NYPD falsely arresting gays

Salon - If you’re catching a bus at New York’s Port Authority terminal and have to pee, it’d probably be better to brave the gross port-o-potty on the bus. According to a recent New York Times piece, in the past year police have arrested more than 60 men in the building’s second-floor bathroom on charges of “public lewdness,” mostly for masturbation — a sevenfold increase from last year.

Legal Aid lawyers representing a dozen or so arrestees say their clients were merely relieving themselves when an officer in plain clothes came up to the stall next to them, looked over and smirked. Next thing they knew, they were being carried away in handcuffs.

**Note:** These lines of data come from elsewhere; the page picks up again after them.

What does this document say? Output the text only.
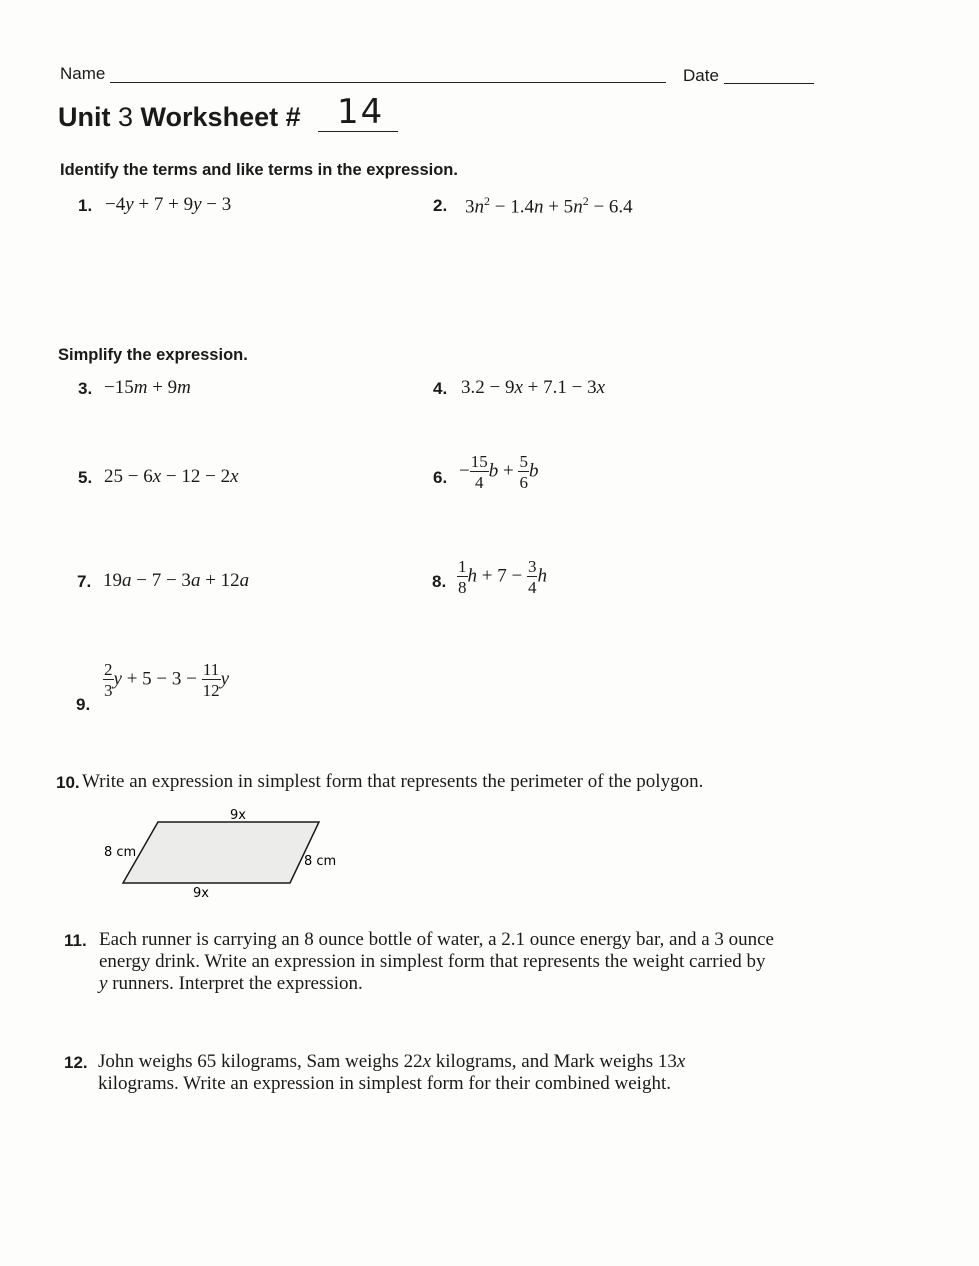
Name	Date
Unit 3 Worksheet # 14
Identify the terms and like terms in the expression.
1. −4y + 7 + 9y − 3	2. $3n^2 - 1.4n + 5n^2 - 6.4$
Simplify the expression.
3. −15m + 9m	4. 3.2 − 9x + 7.1 − 3x
5. 25 − 6x − 12 − 2x	6. − $\frac{15}{4}$ $b + \frac{5}{6}$ b
7. 19a − 7 − 3a + 12a	8. $\frac{1}{8}$ $h + 7 - \frac{3}{4}$ h
9.
$\frac{2}{3}$ $y + 5 - 3 - \frac{11}{12}$ y
10. Write an expression in simplest form that represents the perimeter of the polygon.
9x
9x
8 cm
8 cm
11. Each runner is carrying an 8 ounce bottle of water, a 2.1 ounce energy bar, and a 3 ounce
energy drink. Write an expression in simplest form that represents the weight carried by
y runners. Interpret the expression.
12. John weighs 65 kilograms, Sam weighs 22x kilograms, and Mark weighs 13x
kilograms. Write an expression in simplest form for their combined weight.
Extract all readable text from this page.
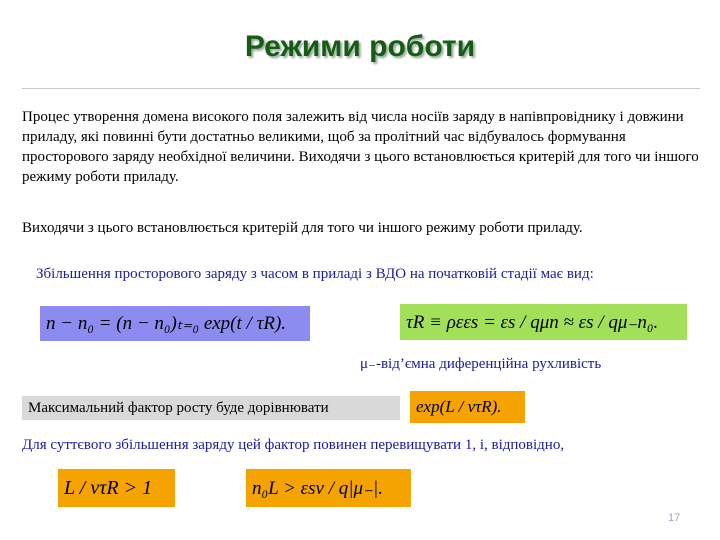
Режими роботи
Процес утворення домена високого поля залежить від числа носіїв заряду в напівпровіднику і довжини приладу, які повинні бути достатньо великими, щоб за пролітний час відбувалось формування просторового заряду необхідної величини. Виходячи з цього встановлюється критерій для того чи іншого режиму роботи приладу.
Виходячи з цього встановлюється критерій для того чи іншого режиму роботи приладу.
Збільшення просторового заряду з часом в приладі з ВДО на початковій стадії має вид:
n − n₀ = (n − n₀)ₜ₌₀ exp(t / τR).	τR ≡ ρεεs = εs / qμn ≈ εs / qμ₋n₀.
μ₋-від’ємна диференційна рухливість
Максимальний фактор росту буде дорівнювати	exp(L / vτR).
Для суттєвого збільшення заряду цей фактор повинен перевищувати 1, і, відповідно,
L / vτR > 1	n₀L > εsv / q|μ₋|.
17
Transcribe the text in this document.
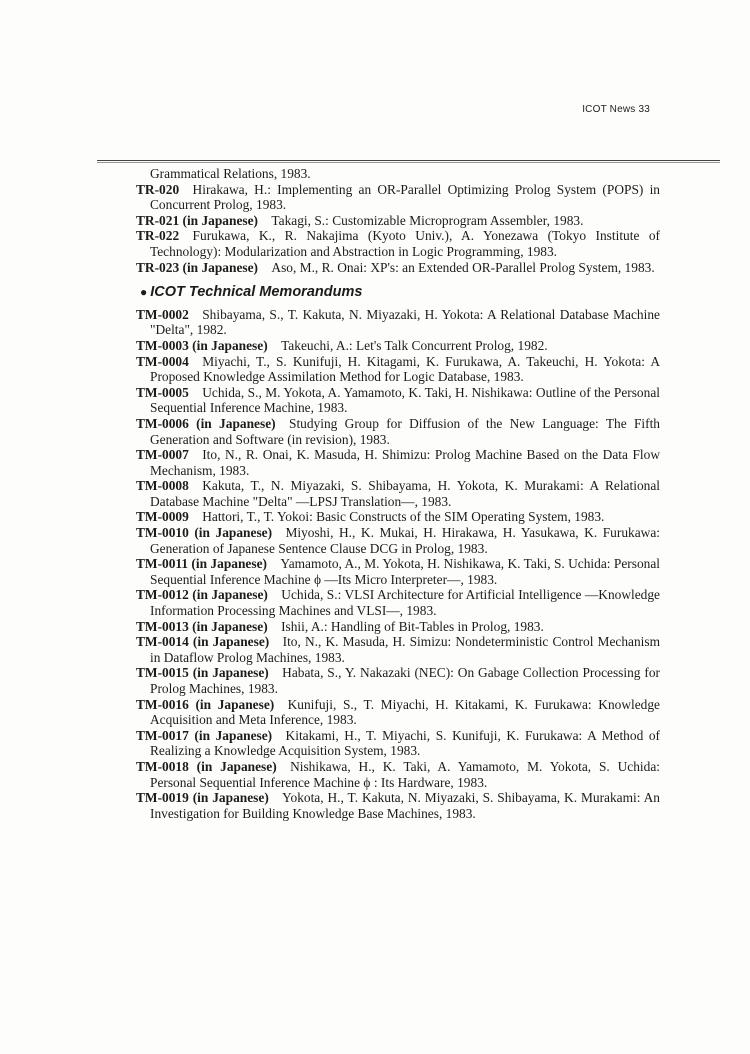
ICOT News 33
Grammatical Relations, 1983.
TR-020   Hirakawa, H.: Implementing an OR-Parallel Optimizing Prolog System (POPS) in Concurrent Prolog, 1983.
TR-021 (in Japanese)   Takagi, S.: Customizable Microprogram Assembler, 1983.
TR-022   Furukawa, K., R. Nakajima (Kyoto Univ.), A. Yonezawa (Tokyo Institute of Technology): Modularization and Abstraction in Logic Programming, 1983.
TR-023 (in Japanese)   Aso, M., R. Onai: XP's: an Extended OR-Parallel Prolog System, 1983.
● ICOT Technical Memorandums
TM-0002   Shibayama, S., T. Kakuta, N. Miyazaki, H. Yokota: A Relational Database Machine "Delta", 1982.
TM-0003 (in Japanese)   Takeuchi, A.: Let's Talk Concurrent Prolog, 1982.
TM-0004   Miyachi, T., S. Kunifuji, H. Kitagami, K. Furukawa, A. Takeuchi, H. Yokota: A Proposed Knowledge Assimilation Method for Logic Database, 1983.
TM-0005   Uchida, S., M. Yokota, A. Yamamoto, K. Taki, H. Nishikawa: Outline of the Personal Sequential Inference Machine, 1983.
TM-0006 (in Japanese)   Studying Group for Diffusion of the New Language: The Fifth Generation and Software (in revision), 1983.
TM-0007   Ito, N., R. Onai, K. Masuda, H. Shimizu: Prolog Machine Based on the Data Flow Mechanism, 1983.
TM-0008   Kakuta, T., N. Miyazaki, S. Shibayama, H. Yokota, K. Murakami: A Relational Database Machine "Delta" —LPSJ Translation—, 1983.
TM-0009   Hattori, T., T. Yokoi: Basic Constructs of the SIM Operating System, 1983.
TM-0010 (in Japanese)   Miyoshi, H., K. Mukai, H. Hirakawa, H. Yasukawa, K. Furukawa: Generation of Japanese Sentence Clause DCG in Prolog, 1983.
TM-0011 (in Japanese)   Yamamoto, A., M. Yokota, H. Nishikawa, K. Taki, S. Uchida: Personal Sequential Inference Machine ϕ —Its Micro Interpreter—, 1983.
TM-0012 (in Japanese)   Uchida, S.: VLSI Architecture for Artificial Intelligence —Knowledge Information Processing Machines and VLSI—, 1983.
TM-0013 (in Japanese)   Ishii, A.: Handling of Bit-Tables in Prolog, 1983.
TM-0014 (in Japanese)   Ito, N., K. Masuda, H. Simizu: Nondeterministic Control Mechanism in Dataflow Prolog Machines, 1983.
TM-0015 (in Japanese)   Habata, S., Y. Nakazaki (NEC): On Gabage Collection Processing for Prolog Machines, 1983.
TM-0016 (in Japanese)   Kunifuji, S., T. Miyachi, H. Kitakami, K. Furukawa: Knowledge Acquisition and Meta Inference, 1983.
TM-0017 (in Japanese)   Kitakami, H., T. Miyachi, S. Kunifuji, K. Furukawa: A Method of Realizing a Knowledge Acquisition System, 1983.
TM-0018 (in Japanese)   Nishikawa, H., K. Taki, A. Yamamoto, M. Yokota, S. Uchida: Personal Sequential Inference Machine ϕ : Its Hardware, 1983.
TM-0019 (in Japanese)   Yokota, H., T. Kakuta, N. Miyazaki, S. Shibayama, K. Murakami: An Investigation for Building Knowledge Base Machines, 1983.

“I wore a leather jacket, fitted clothes. I guess that fits the description of a homosexual male,” one arrestee told the Times. “I was like, O.K., although I’m gay, I wasn’t doing anything.” For anyone who doubts the New York police are targeting gay men, the cops even have a nickname for the upstanding guy hitting on people in the bathroom: “the gay whisperer.”

New York’s chief of police acknowledges his agents aren’t targeting gay men because anyone is complaining. Rather, it’s on account of a law-enforcement strategy known as “broken windows” policing. Begun during the tenure of former Mayor Rudy Giuliani, it calls for law enforcement to aggressively prosecute innocuous quality-of-life infractions under the theory that small crimes lead to bigger ones. Together with New York Police Department arrest quotas, “broken windows” has led officers to enforce victimless, essentially harmless crimes to the point of harassment.

“Broken windows” has never been shown to conclusively prevent serious crime. What it does for sure is sow distrust between the police and their targets, in this case the gay community.